Review: Injustice


The streets of Gotham and Metropolis are in chaos. Batman faces off against protege Nightwing, Joker squares up to Lex Luthor while firm friends Green Lantern and The Flash try to break the other. The fighting is brutal, old friendships are forgotten as the cities are literally demolished in the wake of these super-battles. Bombast and entertainment are at the top of the menu in Injustice; if you’re a fan of the DC heroes then you’re bound to be drawn in. Hardcore fighting fans might want to look elsewhere.


Injustice is from the same team as Mortal Kombat and boy does it show. If you have played any of the MK titles in the last 5 years, you’ll be immediately at home here – the mechanics, moves and looks are practically the same. Fans of “hardcore” fighting games like Street Fighter or Blazblue won’t find much to like here, honestly though this game isn’t meant for them. First and foremost it’s a love letter to comic books and the rich universe of DC characters; the story-mode is front and centre and the game is accessible for newcomers to the fighting genre.

The characters are nice and chunky so the fighting has real weight to it.

The characters are nice and chunky so the fighting has real weight to it.

It’s a good job the story is strong and works.

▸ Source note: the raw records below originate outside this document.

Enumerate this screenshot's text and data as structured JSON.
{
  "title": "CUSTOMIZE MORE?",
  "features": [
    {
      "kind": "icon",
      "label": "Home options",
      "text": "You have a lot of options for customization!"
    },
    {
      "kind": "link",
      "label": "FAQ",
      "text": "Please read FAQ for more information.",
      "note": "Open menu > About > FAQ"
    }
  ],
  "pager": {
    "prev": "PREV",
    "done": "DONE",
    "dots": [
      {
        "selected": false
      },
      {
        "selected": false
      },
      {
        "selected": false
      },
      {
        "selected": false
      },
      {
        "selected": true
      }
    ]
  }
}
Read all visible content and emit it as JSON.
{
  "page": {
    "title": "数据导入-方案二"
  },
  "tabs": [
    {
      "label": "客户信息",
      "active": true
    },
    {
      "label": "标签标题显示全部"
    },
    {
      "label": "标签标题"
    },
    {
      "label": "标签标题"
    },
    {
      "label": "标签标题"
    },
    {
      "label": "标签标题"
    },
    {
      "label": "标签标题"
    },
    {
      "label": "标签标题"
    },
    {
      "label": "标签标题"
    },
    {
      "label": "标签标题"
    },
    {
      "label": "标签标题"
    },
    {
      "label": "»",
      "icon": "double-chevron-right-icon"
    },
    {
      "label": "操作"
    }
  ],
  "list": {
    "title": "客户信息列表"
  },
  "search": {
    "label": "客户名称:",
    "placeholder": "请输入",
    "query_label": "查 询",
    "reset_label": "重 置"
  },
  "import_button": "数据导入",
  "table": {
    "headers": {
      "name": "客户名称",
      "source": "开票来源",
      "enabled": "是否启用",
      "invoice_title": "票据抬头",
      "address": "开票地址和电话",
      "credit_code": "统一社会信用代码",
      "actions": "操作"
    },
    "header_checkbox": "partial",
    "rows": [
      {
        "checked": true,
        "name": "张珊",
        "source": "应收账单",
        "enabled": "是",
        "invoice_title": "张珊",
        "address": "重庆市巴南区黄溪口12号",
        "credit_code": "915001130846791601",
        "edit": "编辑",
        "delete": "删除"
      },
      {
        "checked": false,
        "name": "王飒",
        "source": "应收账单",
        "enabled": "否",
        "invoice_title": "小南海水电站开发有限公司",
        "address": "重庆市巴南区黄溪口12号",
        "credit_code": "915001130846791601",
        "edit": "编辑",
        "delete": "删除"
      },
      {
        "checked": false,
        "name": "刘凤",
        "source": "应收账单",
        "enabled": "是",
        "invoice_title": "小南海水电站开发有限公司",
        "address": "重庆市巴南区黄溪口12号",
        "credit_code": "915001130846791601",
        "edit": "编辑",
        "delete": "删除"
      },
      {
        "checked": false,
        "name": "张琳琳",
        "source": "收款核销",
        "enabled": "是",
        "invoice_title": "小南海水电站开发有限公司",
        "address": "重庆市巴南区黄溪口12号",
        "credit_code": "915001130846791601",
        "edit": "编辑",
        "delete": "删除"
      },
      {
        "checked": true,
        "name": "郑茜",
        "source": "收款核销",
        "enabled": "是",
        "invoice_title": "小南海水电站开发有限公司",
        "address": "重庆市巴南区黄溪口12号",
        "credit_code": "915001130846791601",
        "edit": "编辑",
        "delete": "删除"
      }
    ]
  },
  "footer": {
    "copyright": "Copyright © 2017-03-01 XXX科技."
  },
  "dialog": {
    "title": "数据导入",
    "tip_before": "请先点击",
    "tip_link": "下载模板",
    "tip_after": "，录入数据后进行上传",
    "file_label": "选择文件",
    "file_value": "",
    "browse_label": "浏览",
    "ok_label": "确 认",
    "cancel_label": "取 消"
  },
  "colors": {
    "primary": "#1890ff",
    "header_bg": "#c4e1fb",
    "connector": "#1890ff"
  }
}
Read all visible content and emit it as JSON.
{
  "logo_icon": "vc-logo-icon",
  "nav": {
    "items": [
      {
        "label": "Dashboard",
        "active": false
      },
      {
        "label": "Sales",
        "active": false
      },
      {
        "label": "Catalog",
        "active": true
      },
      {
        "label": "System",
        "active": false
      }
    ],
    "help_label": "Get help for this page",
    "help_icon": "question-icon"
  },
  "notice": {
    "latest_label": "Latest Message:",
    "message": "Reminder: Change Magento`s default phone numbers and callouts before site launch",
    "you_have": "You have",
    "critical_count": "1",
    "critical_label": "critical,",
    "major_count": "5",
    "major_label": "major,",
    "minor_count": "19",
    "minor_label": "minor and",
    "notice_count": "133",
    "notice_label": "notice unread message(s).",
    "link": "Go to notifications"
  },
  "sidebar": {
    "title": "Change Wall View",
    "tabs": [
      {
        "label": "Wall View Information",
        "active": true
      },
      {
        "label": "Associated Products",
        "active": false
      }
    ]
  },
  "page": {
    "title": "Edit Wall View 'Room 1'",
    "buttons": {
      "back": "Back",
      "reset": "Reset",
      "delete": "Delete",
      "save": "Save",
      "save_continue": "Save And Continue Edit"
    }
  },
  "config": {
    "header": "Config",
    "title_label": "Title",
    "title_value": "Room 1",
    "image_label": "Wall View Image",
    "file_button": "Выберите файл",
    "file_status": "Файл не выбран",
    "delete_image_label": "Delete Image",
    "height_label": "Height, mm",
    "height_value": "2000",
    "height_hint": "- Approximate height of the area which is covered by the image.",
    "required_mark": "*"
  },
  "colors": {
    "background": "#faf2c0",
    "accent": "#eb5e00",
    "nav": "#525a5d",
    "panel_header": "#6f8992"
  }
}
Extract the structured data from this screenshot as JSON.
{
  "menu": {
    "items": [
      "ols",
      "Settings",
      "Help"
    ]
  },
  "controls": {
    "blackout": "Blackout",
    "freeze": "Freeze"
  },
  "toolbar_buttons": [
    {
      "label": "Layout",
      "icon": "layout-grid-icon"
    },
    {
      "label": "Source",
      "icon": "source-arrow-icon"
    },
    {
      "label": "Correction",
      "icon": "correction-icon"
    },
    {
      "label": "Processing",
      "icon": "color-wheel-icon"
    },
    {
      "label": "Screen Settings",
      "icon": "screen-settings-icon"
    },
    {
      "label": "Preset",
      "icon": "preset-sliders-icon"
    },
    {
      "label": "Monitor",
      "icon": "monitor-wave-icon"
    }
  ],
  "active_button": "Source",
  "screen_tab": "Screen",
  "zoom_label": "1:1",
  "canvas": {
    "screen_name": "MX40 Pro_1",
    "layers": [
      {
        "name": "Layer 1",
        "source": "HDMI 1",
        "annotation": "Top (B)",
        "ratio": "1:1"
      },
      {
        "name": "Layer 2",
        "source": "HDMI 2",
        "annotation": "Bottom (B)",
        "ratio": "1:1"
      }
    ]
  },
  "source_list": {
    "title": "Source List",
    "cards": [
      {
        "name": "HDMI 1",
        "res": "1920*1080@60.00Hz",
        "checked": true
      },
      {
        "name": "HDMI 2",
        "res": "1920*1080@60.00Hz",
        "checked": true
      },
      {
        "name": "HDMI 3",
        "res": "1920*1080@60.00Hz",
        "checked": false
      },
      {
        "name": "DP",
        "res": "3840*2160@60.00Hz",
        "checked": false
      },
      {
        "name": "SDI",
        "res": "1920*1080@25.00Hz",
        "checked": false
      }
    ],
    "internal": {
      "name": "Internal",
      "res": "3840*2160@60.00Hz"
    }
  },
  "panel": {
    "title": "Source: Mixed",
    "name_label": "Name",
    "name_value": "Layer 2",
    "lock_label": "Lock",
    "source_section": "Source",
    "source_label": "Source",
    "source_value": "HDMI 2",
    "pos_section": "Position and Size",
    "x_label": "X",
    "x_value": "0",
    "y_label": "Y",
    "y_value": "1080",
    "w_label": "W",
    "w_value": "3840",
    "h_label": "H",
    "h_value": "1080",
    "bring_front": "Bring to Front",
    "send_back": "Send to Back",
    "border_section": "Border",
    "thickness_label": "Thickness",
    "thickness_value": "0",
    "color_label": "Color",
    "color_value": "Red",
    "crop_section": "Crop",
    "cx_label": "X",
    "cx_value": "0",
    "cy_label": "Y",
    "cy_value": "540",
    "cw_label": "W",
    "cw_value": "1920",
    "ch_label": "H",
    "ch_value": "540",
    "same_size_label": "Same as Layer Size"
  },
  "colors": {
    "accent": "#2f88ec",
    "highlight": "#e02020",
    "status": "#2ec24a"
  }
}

Not wanting to go into spoiler territory here, but the writers deal with the problem of “How can the Joker beat Superman” question well. While the narrative stays loyal to its comic book roots, it also brings in some interesting ideas and twists on beloved characters that fans will no doubt get a kick out of. Similar to the last MK title, Injustice’s story-mode switches from character to character over a 5 hour campaign – giving you a good feel of which super-hero (or villain) you prefer. While you do spend more time with the “A Team” of the DC scene (Batman especially) characters such as Ares, Aquaman and Cyborg all get their chances to shine. Being a Warner Brothers Interactive title, there are some great cameos too – keep an eye out for some popular moments from the Arkham series in particular.


Away from the story, there is a wealth of modes to keep you coming back. Classic Battle does exactly what it says on the tin, though you can choose to fight villains or heroes only and unlock other scenarios, and there are the standard challenge and multiplayer modes. Most interesting though is S.T.A.R.S. Nothing to do with Resident Evil, this is an objective based “mission-mode” for each of the main characters; you fight through various stages as a various character in different scenarios – Superman may be fighting enemies with Kryptonite rings and must stay in the sun-rays to recharge, for example. While some of the objectives can be annoyingly hit-and-miss, we found this mode to be surprisingly addictive.

Why have the super-heroes turned on each other? That would be telling...

Why have the super-heroes turned on each other? That would be telling…

Unfortunately, as entertaining and polished as Injustice is – the animation, voice-acting and sound are all outstanding – it is only an average fighter. Some combo’s just don’t work in the way they should which can lead to frustration and button-mashing whilst the characters are horribly unbalanced. It is an issue that has plagued MK for years and it hasn’t changed with Injustice. However, if you ARE a fan of the DC comics and are put off by the lightning-quick reflexes needed for Street Fighter (and have enjoyed MK) in the past, then this is recommended. Entertaining, over-the-top fun, though not for the hardcore.